A pegada ecológica da extração e tratamento de metais raros é superior à dos combustíveis fósseis. O processo tem um grande consumo de água e de reagentes químicos altamente poluentes, destrói ecossistemas e polui o ar. Temos de encontrar tecnologias mais produtivas e soluções eficazes de reciclagem e reutilização destes metais
Os combustíveis fósseis fizeram a economia do século XX, tanto quanto os metais raros farão a economia do século XXI, por serem a matéria-prima chave das duas transformações deste século: a digital e a da sustentabilidade. Todos os nossos gadgets eletrónicos e de comunicação de uso quotidiano, assim como a geração de energia eólica ou solar, bem como a mobilidade elétrica, estão profundamente dependentes desse grupo de 17 elementos raros. Sem eles, o mundo parava e seria impossível alcançarmos o Acordo de Paris sobre o clima, os Objetivos de Desenvolvimento Sustentável das Nações Unidas e o Pacto Ecológico Europeu.
Não é por acaso que se diz que os metais raros são o novo petróleo. A título de exemplo, só no primeiro trimestre deste ano, o irídio valorizou 131 por cento, superando de longe a valorização de 85 por cento da bitcoin, tendo atingido o valor de seis mil dólares a onça, mais do triplo da cotação do ouro. Já a procura de lítio espera-se que aumente 15 vezes nos próximos anos, sendo que o valor global dessa indústria já ascende a 45 mil milhões de dólares.
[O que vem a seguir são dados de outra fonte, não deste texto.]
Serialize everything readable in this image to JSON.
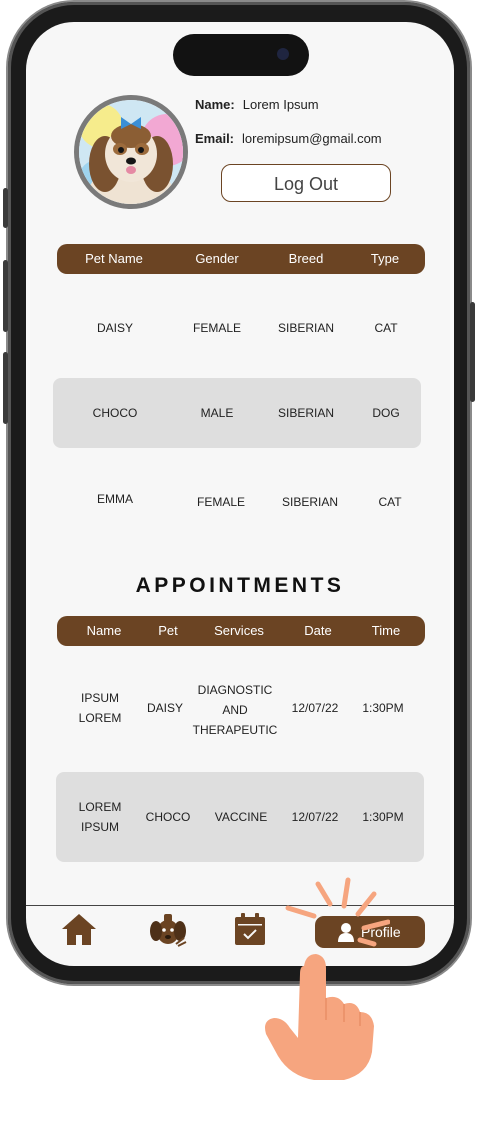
{
  "user": {
    "name_label": "Name:",
    "name_value": "Lorem Ipsum",
    "email_label": "Email:",
    "email_value": "loremipsum@gmail.com",
    "logout_label": "Log Out"
  },
  "pets_table": {
    "headers": [
      "Pet Name",
      "Gender",
      "Breed",
      "Type"
    ],
    "rows": [
      [
        "DAISY",
        "FEMALE",
        "SIBERIAN",
        "CAT"
      ],
      [
        "CHOCO",
        "MALE",
        "SIBERIAN",
        "DOG"
      ],
      [
        "EMMA",
        "FEMALE",
        "SIBERIAN",
        "CAT"
      ]
    ]
  },
  "appointments": {
    "title": "APPOINTMENTS",
    "headers": [
      "Name",
      "Pet",
      "Services",
      "Date",
      "Time"
    ],
    "rows": [
      {
        "name_line1": "IPSUM",
        "name_line2": "LOREM",
        "pet": "DAISY",
        "service_line1": "DIAGNOSTIC",
        "service_line2": "AND",
        "service_line3": "THERAPEUTIC",
        "date": "12/07/22",
        "time": "1:30PM"
      },
      {
        "name_line1": "LOREM",
        "name_line2": "IPSUM",
        "pet": "CHOCO",
        "service_line1": "VACCINE",
        "date": "12/07/22",
        "time": "1:30PM"
      }
    ]
  },
  "nav": {
    "items": [
      {
        "icon": "home-icon"
      },
      {
        "icon": "pet-icon"
      },
      {
        "icon": "calendar-icon"
      },
      {
        "icon": "profile-icon",
        "label": "Profile",
        "active": true
      }
    ]
  },
  "colors": {
    "brand_brown": "#6b4423",
    "shaded_row": "#dedede",
    "hand_skin": "#f6a57f"
  }
}
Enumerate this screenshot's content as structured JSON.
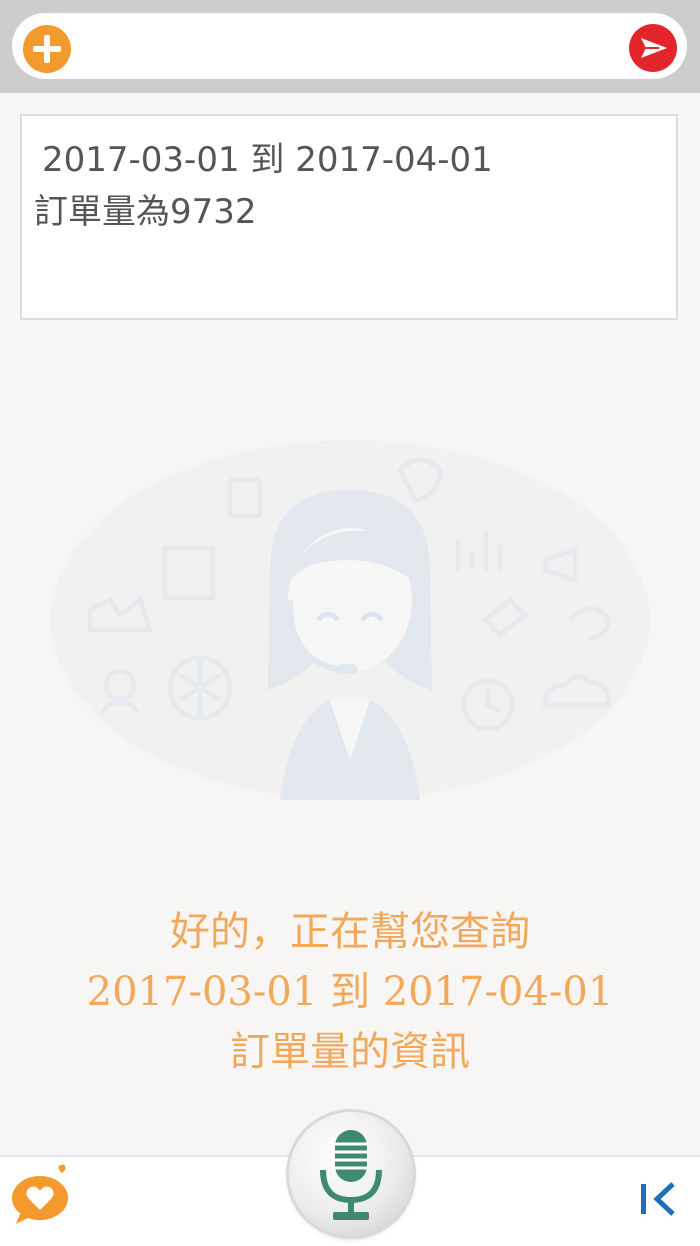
{
  "header": {
    "add_icon": "plus-circle-icon",
    "send_icon": "send-arrow-icon",
    "accent_add": "#f39a2e",
    "accent_send": "#e3262c"
  },
  "result": {
    "line1": " 2017-03-01 到 2017-04-01",
    "line2": "訂單量為9732"
  },
  "assistant": {
    "illustration_icon": "customer-service-agent-icon",
    "reply_lines": [
      "好的，正在幫您查詢",
      "2017-03-01 到 2017-04-01",
      "訂單量的資訊"
    ],
    "reply_color": "#f1a85a"
  },
  "footer": {
    "chat_icon": "heart-chat-icon",
    "mic_icon": "microphone-icon",
    "back_icon": "collapse-left-icon"
  }
}
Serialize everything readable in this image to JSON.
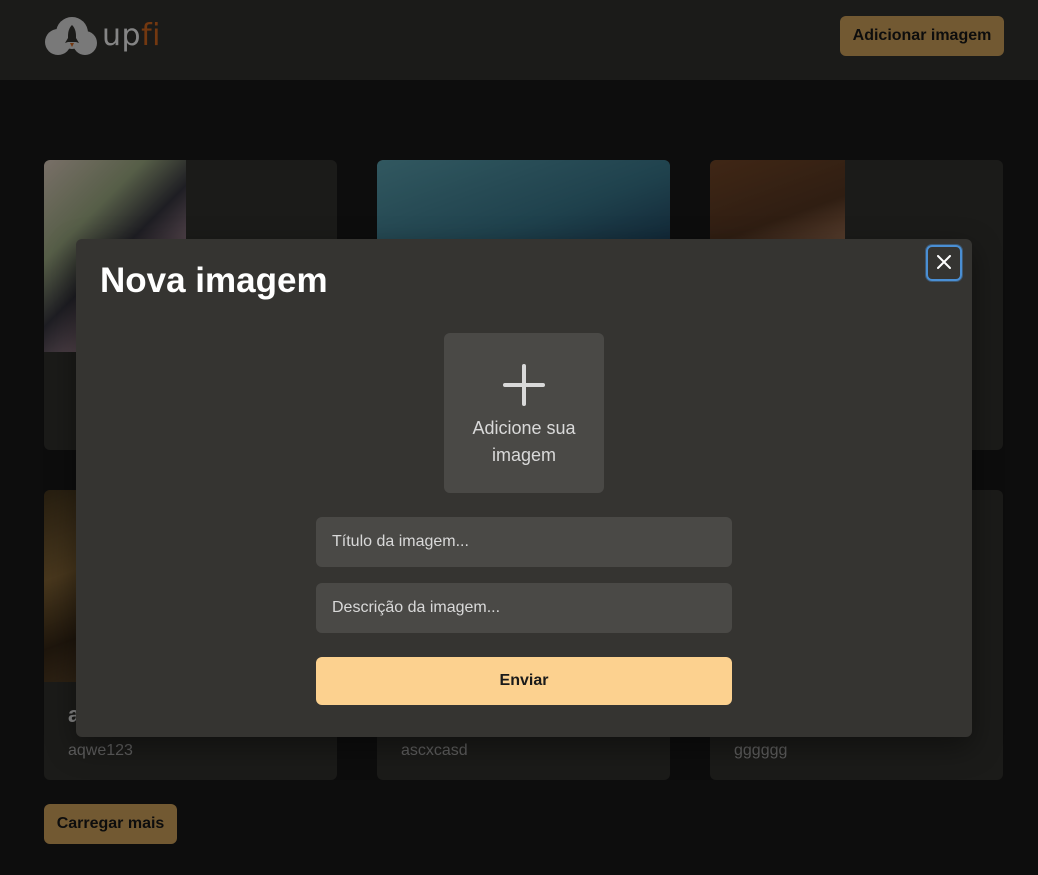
{
  "header": {
    "logo_text": "up",
    "logo_accent": "fi",
    "add_image_label": "Adicionar imagem"
  },
  "cards": [
    {
      "title": "",
      "description": ""
    },
    {
      "title": "",
      "description": ""
    },
    {
      "title": "",
      "description": ""
    },
    {
      "title": "a",
      "description": "aqwe123"
    },
    {
      "title": "",
      "description": "ascxcasd"
    },
    {
      "title": "",
      "description": "gggggg"
    }
  ],
  "load_more_label": "Carregar mais",
  "modal": {
    "title": "Nova imagem",
    "upload_label": "Adicione sua imagem",
    "title_placeholder": "Título da imagem...",
    "description_placeholder": "Descrição da imagem...",
    "submit_label": "Enviar"
  },
  "colors": {
    "background": "#1a1a1a",
    "surface": "#353431",
    "accent": "#dbab60",
    "submit": "#fcd18f",
    "logo_accent": "#dd6b20",
    "focus_ring": "#4a8fd4"
  },
  "icons": {
    "logo": "cloud-rocket-icon",
    "upload": "plus-icon",
    "close": "close-icon"
  }
}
Obviamente, no domínio dos metais raros, a riqueza não está no Médio Oriente, mas sim na China, que detém as maiores reservas e atualmente assegura 75 por cento da produção global. Os Estados Unidos, por seu turno, dependem da China para 80 por cento das suas importações de metais raros – sendo que a China é bastante mais ambiciosa económica e geopoliticamente do que os países do Médio Oriente, procurando não vender apenas a matéria-prima, mas sim a tecnologia que a incorpora.
A descarbonização do planeta parece ser (e bem) consensual entre cientistas, políticos, jovens, idosos, ecologistas e, até, empreendedores de Silicon Valley. Porém, entre tanto consenso e entusiasmo, parecem ignorar-se os seus impactes, nomeadamente, que a pegada ecológica decorrente da extração e tratamento de metais raros é superior à dos combustíveis fósseis. Mais concretamente, o processo envolve um consumo de água brutal, reagentes químicos altamente poluentes, destrói paisagens e ecossistemas, e polui o ar. Para se ter uma noção da escala de destruição, são necessárias 16 toneladas de rocha para se obter um quilo de Cério, 50 toneladas para um quilo de Gálio, e 1200 toneladas para um quilo do metal mais raro: o Lutécio.
Mas o desafio não se coloca apenas ao nível dos metais raros. O exemplo do cobre é eloquente. Desde os primórdios da Humanidade, estima-se que tenham sido extraídas e transformadas cerca de mil milhões de toneladas de cobre. Ora, a manter-se a taxa atual de crescimento da procura, será necessária a mesma quantidade nos próximos 30 anos. E, quanto à sua pegada ecológica, a maior mina de cobre do mundo (no Chile) consome dois mil litros de água por segundo – ficando situada num deserto onde não chove há 500 anos.
A rápida transição para economias verdes e digitais, a par do aumento mundial da população e das classes médias, irá provocar um aumento exponencial do consumo de metais raros. Assim, é imperativo que, ao longo desta década, se encontrem materiais de substituição (renováveis), tecnologias mais produtivas e soluções eficazes de reciclagem e reutilização destes metais. Mas não basta. Será necessário, também, redistribuir melhor a riqueza e diminuir a pressão do consumo, por exemplo, incentivando soluções de economia da partilha no acesso aos bens.
Como escreveu Paul Valéry, para aprender a ser marinheiro é preciso já ter sido náufrago. Para que esta década seja mesmo a da transição para a sustentabilidade, há que começar por reconhecer a nossa condição de náufragos. Só assim teremos o olhar holístico, realista e determinado que o futuro nos exige.